The 5 Fundamental Pillars of Mobile Marketing for 2014
by Cheryl Conner for Forbes

As we get close to the end of 2013, advertisers are getting ready for the holiday shopping season and making predictions for 2014. It’s no surprise that marketers are increasingly turning their attention (and funds) to mobile marketing. In Cheryl Conner’s article, we learn mobile subscribers worldwide will reach 7.0 billion by the end of 2013, 7.5 billion by the end of 2014, and 8.5 billion by the end of 2016.

Mobile is the new frontier. A solid plan is a necessity as mobile increasingly becomes the primary point of engagement with consumers. Says Conner:

“However, when it comes to marketing through (and to) mobile devices, the Wild West still prevails. Many businesses are still struggling to find their footing in this brave new arena in a way that serves their unique brand and style.”
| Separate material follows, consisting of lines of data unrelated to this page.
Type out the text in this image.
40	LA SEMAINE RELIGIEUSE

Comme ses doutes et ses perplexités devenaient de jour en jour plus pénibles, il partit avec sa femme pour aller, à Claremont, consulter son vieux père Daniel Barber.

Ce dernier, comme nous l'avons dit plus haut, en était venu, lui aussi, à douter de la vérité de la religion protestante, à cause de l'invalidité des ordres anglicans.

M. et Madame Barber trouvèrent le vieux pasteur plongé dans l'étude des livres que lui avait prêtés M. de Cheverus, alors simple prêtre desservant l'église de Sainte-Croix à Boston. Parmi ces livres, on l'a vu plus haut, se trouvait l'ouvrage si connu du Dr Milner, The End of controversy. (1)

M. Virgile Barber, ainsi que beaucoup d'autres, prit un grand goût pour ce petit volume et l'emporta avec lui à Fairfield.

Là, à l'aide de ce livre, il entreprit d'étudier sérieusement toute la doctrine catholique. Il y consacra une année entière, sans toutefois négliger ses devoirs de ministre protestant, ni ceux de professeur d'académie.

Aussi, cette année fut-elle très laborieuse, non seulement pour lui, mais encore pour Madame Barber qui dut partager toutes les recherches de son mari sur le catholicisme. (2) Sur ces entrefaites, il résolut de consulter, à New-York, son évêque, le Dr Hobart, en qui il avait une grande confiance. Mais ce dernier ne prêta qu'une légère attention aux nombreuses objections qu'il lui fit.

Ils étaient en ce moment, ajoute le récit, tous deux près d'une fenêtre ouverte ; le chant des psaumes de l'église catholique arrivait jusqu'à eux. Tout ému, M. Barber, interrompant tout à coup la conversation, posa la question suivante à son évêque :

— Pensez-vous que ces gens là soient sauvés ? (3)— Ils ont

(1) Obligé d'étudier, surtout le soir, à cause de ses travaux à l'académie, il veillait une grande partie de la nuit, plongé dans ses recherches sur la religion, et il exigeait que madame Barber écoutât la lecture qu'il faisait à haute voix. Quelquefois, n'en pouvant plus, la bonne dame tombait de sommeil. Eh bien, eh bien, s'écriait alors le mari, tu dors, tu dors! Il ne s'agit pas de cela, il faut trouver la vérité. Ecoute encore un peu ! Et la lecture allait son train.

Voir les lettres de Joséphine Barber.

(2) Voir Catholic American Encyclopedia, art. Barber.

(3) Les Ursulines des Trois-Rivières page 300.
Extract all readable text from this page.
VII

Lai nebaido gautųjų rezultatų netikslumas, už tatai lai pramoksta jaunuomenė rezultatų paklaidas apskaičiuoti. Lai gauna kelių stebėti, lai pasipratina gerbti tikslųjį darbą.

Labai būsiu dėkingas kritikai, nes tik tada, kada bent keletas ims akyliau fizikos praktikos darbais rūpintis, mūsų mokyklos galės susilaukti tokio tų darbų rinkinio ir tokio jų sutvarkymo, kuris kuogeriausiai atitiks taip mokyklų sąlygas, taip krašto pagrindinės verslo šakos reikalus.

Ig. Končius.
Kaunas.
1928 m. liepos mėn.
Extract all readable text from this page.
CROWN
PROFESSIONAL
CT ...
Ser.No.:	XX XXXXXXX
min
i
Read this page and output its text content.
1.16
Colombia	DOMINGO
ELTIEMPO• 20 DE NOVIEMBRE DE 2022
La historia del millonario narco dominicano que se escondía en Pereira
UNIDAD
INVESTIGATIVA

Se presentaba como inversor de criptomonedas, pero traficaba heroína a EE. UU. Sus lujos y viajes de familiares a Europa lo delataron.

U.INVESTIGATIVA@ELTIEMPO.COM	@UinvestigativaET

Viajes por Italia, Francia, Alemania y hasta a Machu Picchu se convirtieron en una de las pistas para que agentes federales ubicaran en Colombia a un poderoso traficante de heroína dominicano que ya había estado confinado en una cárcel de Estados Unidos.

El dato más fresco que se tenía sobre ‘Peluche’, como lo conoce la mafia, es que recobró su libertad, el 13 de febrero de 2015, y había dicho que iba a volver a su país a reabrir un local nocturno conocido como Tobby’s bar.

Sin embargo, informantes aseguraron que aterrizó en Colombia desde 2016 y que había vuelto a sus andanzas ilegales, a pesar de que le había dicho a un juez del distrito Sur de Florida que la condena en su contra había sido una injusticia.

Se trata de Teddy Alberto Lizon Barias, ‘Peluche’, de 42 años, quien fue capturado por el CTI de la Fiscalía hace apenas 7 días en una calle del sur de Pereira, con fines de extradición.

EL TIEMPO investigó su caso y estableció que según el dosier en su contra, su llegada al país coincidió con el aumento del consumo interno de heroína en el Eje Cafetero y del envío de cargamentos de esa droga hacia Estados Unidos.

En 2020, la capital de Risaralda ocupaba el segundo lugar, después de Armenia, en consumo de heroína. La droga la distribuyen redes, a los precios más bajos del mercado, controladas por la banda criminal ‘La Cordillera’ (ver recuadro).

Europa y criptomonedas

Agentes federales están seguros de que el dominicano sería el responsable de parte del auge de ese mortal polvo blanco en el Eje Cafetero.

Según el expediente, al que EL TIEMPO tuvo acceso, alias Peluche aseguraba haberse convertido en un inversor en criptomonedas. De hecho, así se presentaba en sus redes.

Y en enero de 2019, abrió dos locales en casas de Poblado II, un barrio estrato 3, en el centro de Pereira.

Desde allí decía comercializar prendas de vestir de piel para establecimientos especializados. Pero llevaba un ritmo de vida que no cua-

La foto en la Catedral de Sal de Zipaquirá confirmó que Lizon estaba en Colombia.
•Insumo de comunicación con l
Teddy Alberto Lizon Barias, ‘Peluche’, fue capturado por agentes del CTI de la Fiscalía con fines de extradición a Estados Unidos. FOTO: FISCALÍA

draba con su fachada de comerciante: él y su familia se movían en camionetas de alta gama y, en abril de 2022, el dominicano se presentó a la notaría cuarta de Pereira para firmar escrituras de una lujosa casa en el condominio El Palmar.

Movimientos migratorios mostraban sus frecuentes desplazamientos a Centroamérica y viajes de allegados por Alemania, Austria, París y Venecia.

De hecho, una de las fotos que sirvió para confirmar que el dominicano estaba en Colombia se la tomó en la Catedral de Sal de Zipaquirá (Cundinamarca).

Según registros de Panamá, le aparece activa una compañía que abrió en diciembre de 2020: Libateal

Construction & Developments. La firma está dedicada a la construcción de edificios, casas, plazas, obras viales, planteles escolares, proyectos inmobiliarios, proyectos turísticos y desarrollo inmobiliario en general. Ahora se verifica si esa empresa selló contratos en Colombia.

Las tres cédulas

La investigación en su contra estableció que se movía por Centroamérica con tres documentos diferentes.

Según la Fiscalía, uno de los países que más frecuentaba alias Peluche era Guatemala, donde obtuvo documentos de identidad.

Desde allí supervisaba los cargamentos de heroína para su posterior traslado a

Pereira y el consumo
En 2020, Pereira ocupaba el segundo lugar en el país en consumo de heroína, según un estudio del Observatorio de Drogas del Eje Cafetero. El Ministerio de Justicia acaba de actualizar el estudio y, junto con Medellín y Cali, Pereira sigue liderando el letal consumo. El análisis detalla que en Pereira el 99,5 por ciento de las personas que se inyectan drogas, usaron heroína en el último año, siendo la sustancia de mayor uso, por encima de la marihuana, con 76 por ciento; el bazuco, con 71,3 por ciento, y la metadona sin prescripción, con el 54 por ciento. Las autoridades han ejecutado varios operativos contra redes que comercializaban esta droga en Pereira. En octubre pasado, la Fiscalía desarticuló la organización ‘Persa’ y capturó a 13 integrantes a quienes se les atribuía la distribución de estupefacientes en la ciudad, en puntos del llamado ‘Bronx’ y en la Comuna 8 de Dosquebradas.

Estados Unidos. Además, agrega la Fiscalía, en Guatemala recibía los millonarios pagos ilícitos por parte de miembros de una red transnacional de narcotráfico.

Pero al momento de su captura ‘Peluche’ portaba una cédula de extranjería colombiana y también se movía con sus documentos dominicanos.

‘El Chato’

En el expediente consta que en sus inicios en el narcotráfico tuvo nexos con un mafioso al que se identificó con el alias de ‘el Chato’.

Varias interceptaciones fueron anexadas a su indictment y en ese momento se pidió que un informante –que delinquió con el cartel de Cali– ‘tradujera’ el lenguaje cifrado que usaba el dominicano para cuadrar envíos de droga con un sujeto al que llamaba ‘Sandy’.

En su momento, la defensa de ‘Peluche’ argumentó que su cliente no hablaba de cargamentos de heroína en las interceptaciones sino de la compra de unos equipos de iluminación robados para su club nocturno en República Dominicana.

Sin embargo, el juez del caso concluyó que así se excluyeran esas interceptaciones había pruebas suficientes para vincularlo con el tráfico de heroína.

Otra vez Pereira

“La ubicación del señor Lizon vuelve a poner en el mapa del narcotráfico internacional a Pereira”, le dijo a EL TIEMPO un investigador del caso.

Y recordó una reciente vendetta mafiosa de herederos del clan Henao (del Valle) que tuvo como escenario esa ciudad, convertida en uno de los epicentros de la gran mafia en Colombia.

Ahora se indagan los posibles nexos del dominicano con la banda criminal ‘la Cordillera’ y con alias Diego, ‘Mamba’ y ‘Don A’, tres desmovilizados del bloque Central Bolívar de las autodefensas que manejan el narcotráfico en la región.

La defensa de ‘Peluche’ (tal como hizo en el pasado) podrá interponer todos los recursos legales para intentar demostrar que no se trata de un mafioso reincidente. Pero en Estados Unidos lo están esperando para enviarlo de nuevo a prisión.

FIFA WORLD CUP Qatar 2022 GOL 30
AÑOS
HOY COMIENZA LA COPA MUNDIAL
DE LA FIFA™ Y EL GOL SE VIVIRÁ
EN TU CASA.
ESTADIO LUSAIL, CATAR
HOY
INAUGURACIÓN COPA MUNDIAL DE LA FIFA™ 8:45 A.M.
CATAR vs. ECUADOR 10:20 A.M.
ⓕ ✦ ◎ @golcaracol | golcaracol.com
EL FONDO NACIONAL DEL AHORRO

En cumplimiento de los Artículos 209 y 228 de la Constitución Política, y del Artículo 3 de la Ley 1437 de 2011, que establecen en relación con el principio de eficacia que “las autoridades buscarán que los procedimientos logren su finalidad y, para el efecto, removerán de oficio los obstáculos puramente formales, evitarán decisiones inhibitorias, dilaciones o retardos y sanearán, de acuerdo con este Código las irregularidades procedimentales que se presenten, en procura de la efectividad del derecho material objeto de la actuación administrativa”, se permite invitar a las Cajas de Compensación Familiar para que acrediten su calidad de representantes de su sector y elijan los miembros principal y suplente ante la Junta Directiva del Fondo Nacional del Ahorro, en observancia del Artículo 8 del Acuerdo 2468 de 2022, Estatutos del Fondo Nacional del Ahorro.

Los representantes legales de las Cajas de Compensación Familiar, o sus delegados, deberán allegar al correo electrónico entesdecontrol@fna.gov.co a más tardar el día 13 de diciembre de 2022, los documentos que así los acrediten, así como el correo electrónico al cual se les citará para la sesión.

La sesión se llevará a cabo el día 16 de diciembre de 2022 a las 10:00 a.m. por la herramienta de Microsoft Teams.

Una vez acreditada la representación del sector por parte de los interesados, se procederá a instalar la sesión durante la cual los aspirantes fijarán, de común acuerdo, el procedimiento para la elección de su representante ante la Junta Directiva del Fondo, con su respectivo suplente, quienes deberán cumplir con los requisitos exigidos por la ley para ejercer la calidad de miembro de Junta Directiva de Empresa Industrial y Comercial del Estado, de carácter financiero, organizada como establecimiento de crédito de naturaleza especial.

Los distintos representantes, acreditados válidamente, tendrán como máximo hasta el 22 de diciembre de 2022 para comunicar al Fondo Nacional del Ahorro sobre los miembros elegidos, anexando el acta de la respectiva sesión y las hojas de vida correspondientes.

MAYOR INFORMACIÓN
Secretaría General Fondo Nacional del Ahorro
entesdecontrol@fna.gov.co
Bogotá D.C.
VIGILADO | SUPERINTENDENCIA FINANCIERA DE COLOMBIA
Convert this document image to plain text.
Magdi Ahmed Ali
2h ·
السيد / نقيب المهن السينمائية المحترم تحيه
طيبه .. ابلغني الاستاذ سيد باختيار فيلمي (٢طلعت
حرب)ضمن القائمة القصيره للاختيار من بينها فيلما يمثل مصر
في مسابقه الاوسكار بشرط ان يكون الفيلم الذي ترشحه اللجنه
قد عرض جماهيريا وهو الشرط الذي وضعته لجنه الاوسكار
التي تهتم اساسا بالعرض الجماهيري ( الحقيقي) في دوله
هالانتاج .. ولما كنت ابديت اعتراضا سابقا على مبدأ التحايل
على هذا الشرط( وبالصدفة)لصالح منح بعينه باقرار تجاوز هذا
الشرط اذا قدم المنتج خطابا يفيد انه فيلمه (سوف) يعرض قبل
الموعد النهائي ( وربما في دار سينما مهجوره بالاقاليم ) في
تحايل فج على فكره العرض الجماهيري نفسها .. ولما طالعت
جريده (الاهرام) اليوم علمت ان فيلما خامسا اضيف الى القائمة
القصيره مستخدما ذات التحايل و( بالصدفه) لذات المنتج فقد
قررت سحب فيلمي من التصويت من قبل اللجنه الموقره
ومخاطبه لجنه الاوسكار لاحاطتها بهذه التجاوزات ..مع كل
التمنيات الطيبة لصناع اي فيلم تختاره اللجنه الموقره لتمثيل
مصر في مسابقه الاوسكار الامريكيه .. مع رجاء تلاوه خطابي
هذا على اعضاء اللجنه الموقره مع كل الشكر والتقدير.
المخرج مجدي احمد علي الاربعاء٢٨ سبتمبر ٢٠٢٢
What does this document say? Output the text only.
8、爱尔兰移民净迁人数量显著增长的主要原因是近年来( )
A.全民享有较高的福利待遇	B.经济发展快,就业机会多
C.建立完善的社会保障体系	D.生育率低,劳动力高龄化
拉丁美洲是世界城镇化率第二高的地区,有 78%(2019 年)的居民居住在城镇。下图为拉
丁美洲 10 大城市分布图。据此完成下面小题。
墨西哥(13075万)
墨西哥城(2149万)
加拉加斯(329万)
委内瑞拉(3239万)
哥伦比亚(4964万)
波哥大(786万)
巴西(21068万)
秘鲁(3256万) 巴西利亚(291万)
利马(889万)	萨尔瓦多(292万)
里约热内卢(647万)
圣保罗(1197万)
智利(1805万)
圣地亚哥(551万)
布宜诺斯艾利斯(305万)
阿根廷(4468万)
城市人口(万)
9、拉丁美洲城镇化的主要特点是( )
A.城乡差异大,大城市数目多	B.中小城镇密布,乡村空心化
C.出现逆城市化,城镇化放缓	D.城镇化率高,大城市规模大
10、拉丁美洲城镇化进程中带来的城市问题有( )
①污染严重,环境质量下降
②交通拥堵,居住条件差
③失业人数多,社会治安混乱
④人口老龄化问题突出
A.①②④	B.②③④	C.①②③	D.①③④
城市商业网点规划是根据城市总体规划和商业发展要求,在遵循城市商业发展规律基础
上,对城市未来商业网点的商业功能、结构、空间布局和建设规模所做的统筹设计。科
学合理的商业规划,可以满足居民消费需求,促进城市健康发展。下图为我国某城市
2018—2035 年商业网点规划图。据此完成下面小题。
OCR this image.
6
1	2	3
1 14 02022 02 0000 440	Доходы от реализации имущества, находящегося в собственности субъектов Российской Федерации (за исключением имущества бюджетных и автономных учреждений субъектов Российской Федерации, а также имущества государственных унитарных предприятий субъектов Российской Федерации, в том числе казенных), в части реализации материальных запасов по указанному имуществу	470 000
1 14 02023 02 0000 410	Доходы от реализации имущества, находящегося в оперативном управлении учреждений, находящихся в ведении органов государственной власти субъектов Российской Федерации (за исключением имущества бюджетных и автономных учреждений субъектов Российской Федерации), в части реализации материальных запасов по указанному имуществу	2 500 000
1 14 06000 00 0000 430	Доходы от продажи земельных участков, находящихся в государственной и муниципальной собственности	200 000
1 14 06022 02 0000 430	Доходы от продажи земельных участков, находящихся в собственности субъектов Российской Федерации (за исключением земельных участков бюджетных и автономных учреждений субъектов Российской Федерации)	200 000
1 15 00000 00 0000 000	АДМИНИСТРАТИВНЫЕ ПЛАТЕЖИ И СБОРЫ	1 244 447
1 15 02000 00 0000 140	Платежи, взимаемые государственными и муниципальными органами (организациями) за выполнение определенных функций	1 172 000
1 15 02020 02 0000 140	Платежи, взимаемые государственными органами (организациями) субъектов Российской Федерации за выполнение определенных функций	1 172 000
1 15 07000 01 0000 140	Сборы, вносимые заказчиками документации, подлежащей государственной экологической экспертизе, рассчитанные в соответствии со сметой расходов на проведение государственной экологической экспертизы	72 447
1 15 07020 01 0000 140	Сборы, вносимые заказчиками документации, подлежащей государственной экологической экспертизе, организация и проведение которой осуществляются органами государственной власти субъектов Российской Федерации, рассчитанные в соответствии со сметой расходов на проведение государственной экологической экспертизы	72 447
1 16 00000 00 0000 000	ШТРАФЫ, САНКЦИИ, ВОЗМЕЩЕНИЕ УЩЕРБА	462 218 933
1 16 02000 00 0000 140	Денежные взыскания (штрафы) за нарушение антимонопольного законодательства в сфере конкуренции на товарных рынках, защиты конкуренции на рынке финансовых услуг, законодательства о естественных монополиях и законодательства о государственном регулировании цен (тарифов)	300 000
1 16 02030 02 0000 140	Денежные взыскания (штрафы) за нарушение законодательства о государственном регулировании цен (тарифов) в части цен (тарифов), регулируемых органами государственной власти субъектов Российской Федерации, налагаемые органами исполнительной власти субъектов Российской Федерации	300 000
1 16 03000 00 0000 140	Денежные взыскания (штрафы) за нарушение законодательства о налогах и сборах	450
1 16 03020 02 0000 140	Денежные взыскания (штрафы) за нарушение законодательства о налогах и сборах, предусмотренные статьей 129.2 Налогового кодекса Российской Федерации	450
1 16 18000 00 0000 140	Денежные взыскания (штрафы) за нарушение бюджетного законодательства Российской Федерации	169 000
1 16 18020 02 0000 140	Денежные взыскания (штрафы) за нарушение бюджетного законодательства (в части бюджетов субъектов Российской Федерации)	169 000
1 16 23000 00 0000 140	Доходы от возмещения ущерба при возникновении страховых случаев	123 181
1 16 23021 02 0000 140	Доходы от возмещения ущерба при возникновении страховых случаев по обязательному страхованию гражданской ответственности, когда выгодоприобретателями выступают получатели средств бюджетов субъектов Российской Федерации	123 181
Though there is no magic solution, the following five fundamentals are a good starting point for mobile marketing strategy.

  1. A unique, branded mobile app
  2. Redeemable deals
  3. Event notification
  4. Loyalty
  5. Customer referrals

A unique app is a chance to share relevant information interactively with a consistent brand voice and style. The value of mobile marketing is its ability to be proactive and personal, allowing brands to build relationships with the customer. Though mobile enabled web sites are an important entry point into mobile marketing, they are inherently passive. The customer is depended on to remember and visit the website regularly. Make it easy for a consumer to engage with your brand by offering a user-friendly app.

Everyone loves a good deal. This isn’t news. Making deals directly redeemable from a mobile device? That changes everything. It provides marketers with the ability to track the precise effectiveness of each deal and gather data from the moment of delivery to actual redemption.

Through mobile marketing you can target the right audience for each of your events and promote it effectively. Mobile platforms provide a seamless way for customers to RSVP and start conversations with their social networks.

Loyalty programs and customer referrals are closely linked and natural fits for mobile devices. By offering a mobile loyalty program you eliminate the hassle of losing a loyalty card and make it easier for your customer to track their progress. Referral programs are also a natural fit for mobile devices – it’s readily available and uses contact information already stored in the phone.

Imagine the possibilities: Holiday shoppers waiting in line with nothing to look at but a poster highlighting the benefits of your app, including coupons redeemable from their phone. And, through the app, they can also sign up for your loyalty program to get instant savings at the register. Add the ability to RSVP for your New Year’s Eve sales event and get them sharing that information with their friends. Strong mobile marketing helps take advantage of an in-store, captive audience and maximizes your interactions.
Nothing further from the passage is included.